Format the results properly. Printing 10 numbers per line is something you should be able to figure out easily once the rest is done.
Once you have a simple version working you might be able to optimise it in some way.
A straight forward way of checking if a number is prime is by trying all known primes less than it and seeing if it divides evenly into that number.
Example: To find the first couple of primes
Start off with the number 2, it is prime because the only divisors are itself and 1, meaning the only way to multiple two numbers to get 2 is 2 x 1. Likewise for 3.
So that starts us off with two known primes 2 and 3. To check the next number we can check if 4 modulo 2 equals 0. This means when divide 2 into 4 there is no remainder, which means 2 is a factor of 4. Specifically we know 2 x 2 = 4. Thus 4 is not prime.
Moving on to the next number: 5. To check five we try 5 modulo 2 and 5 modulo 3, both of which equals one. So 5 is prime, add it to our list of known primes and then continue on checking the next number. This rather tedious process is great for a computer.
So on and so forth - check the next number by looping through all previous found primes and check if they divide evenly, if all previously found primes don't divide evenly, you have a new prime. Repeat.
You can speed this up by counting by 2's, since all even numbers are divisible by two. Also, another nice trick is you don't have to check any primes greater than the square root of the number, since anything larger would need a smaller prime factor. Cuts your loops in half.
So that is your algorithm to generate a large list of primes.
Collect a good chunk of them in an array, say the first 10,000 or so. And then loop through them, reverse the numbers and see if the result is in your array. If so you have a emirp, continue until you get the first 100 emirps
If the first 10,000 primes don't return 100 emirps. Move on to the next 10,000. Repeat.
For homework, I would use a fairly simplistic isPrime function, pseudo-code along the lines of:
def isPrime (num):
set testDiv1 to 2
while testDiv1 multiplied by testDiv1 is less than or equal to num:
testDiv2 = integer part of (num divided by testDiv1)
if testDiv1 multiplied by testDiv2 is equal to num:
return true
Add 1 to testDiv1
return false
This basically checks whether the number is evenly divisible by any number between 2 and the square root of the number, a primitive primality check. The reson you stop at the square root is because you would have already found a match below it if there was one above it.
For example 100 is 2 times 50, 4 times 25, 5 time 20 and 10 times 10. The next one after that would be 20 times 5 but you don't need to check 20 since it would have been found when you checked 5. Any positive number can be expressed as a product of two other positive numbers, one below the square root and one above (other than the exact square root case of course).

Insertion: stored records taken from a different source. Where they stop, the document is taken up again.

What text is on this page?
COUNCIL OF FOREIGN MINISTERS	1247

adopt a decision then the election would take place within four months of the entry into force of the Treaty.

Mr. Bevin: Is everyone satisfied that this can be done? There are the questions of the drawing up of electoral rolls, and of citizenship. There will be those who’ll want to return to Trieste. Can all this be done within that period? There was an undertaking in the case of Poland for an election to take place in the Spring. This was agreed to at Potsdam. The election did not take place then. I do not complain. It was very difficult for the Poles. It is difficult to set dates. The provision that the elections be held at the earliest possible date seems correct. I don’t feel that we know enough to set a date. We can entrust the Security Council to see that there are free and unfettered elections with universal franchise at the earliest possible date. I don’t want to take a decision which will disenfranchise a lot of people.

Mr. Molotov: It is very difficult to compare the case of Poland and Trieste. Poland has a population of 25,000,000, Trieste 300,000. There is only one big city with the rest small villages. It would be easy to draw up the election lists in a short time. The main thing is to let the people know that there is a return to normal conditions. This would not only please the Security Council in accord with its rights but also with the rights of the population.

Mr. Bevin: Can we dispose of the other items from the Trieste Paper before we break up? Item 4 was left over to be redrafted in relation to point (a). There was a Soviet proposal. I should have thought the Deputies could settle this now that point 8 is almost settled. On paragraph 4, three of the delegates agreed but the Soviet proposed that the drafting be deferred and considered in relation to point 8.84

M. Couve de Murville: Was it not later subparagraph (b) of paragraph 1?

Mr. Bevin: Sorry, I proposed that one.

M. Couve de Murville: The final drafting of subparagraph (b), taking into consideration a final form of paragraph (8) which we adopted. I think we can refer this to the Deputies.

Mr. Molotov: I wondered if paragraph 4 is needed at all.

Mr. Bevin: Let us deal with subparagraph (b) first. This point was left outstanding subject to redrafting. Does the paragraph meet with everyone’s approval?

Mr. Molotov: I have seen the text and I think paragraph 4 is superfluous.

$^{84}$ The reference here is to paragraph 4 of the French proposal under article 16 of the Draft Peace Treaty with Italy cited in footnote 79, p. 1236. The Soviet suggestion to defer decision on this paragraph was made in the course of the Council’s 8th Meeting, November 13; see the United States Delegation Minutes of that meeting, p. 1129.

The next tricky bit is the reversal of digits. C has some nice features which will make this easier for you, the pseudo-code is basically:
def reverseDigits (num):
set newNum to zero
while num is not equal to zero:
multiply newnum by ten
add (num modulo ten) to newnum
set num to the integer part of (num divided by ten)
return newNum
In C, you can use int() for integer parts and % for the modulo operator (what's left over when you divide something by something else - like 47 % 10 is 7, 9 % 4 is 1, 1000 % 10 is 0 and so on).

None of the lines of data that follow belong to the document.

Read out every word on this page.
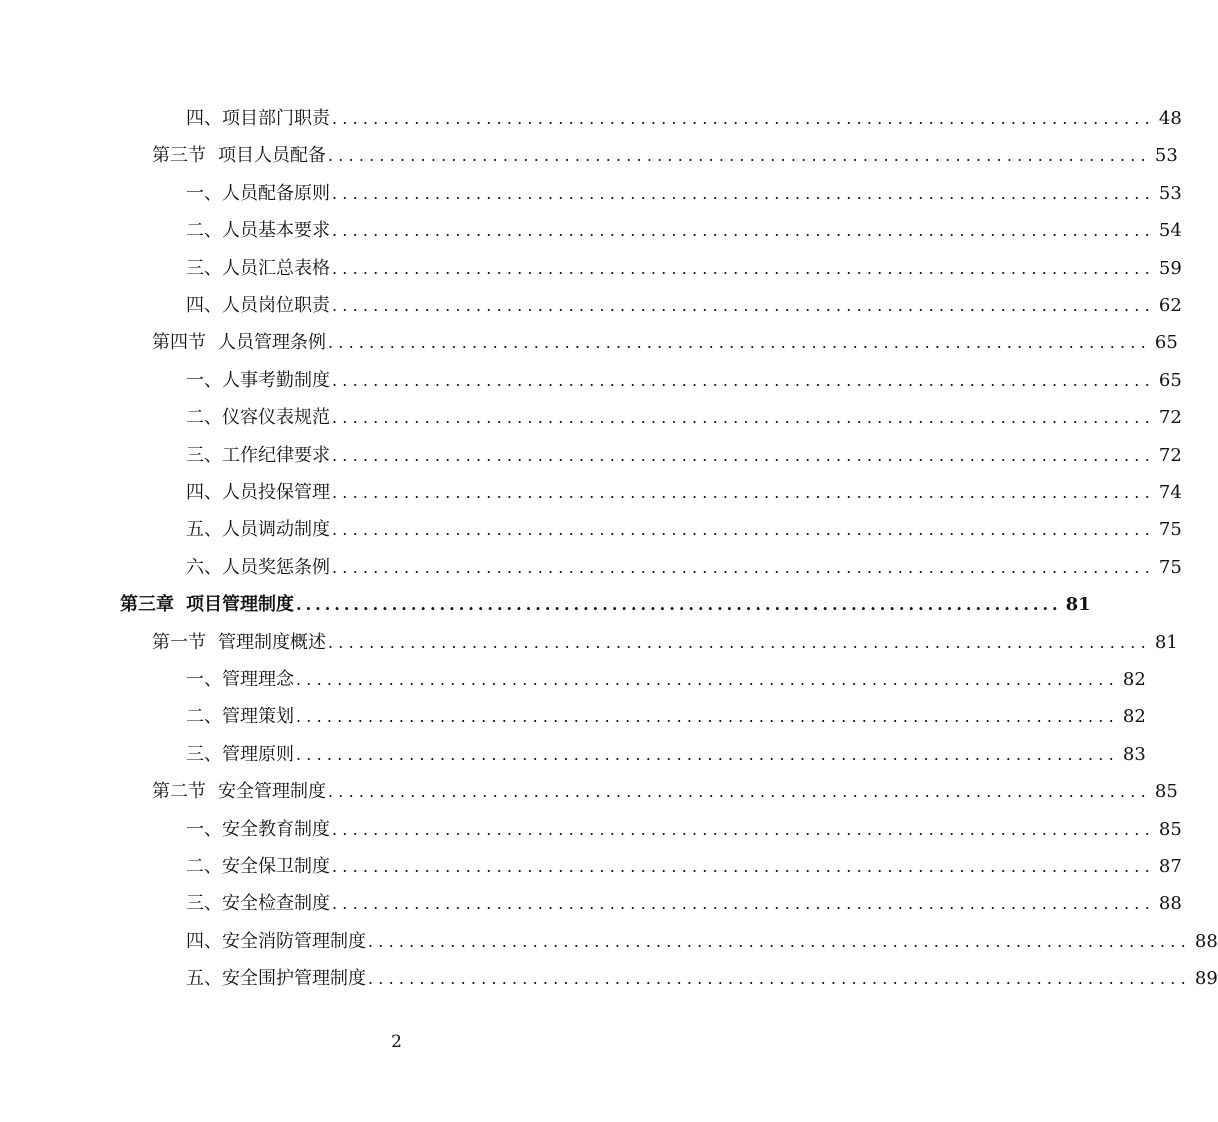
四、项目部门职责 ................................................................................ 48
第三节 项目人员配备 ................................................................................ 53
一、人员配备原则 ................................................................................ 53
二、人员基本要求 ................................................................................ 54
三、人员汇总表格 ................................................................................ 59
四、人员岗位职责 ................................................................................ 62
第四节 人员管理条例 ................................................................................ 65
一、人事考勤制度 ................................................................................ 65
二、仪容仪表规范 ................................................................................ 72
三、工作纪律要求 ................................................................................ 72
四、人员投保管理 ................................................................................ 74
五、人员调动制度 ................................................................................ 75
六、人员奖惩条例 ................................................................................ 75
第三章 项目管理制度 ................................................................................ 81
第一节 管理制度概述 ................................................................................ 81
一、管理理念 ................................................................................ 82
二、管理策划 ................................................................................ 82
三、管理原则 ................................................................................ 83
第二节 安全管理制度 ................................................................................ 85
一、安全教育制度 ................................................................................ 85
二、安全保卫制度 ................................................................................ 87
三、安全检查制度 ................................................................................ 88
四、安全消防管理制度 ................................................................................ 88
五、安全围护管理制度 ................................................................................ 89
2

The isEmirp will be a fairly simplistic:
def isEmirp (num):
if not isPrime (num):
return false
num2 = reverseDigits (num)
if not isPrime (num2):
return false
return true
Then at the top level, your code will look something like:
def mainProg:
create array of twenty emirps
set currEmirp to zero
set tryNum to two
while currEmirp is less than twenty
if isEmirp (tryNum):
put tryNum into emirps array at position currEmirp
add 1 to currEmirp
for currEmirp ranging from 0 to 9:
print formatted emirps array at position currEmirp
print new line
for currEmirp ranging from 10 to 19:
print formatted emirps array at position currEmirp
print new line
Right, you should be able to get some usable code out of that, I hope. If you have any questions of the translation, leave a comment and I'll provide pointers for you, rather than solving it or doing the actual work.
You'll learn a great deal more if you try yourself, even if you have a lot of trouble initially.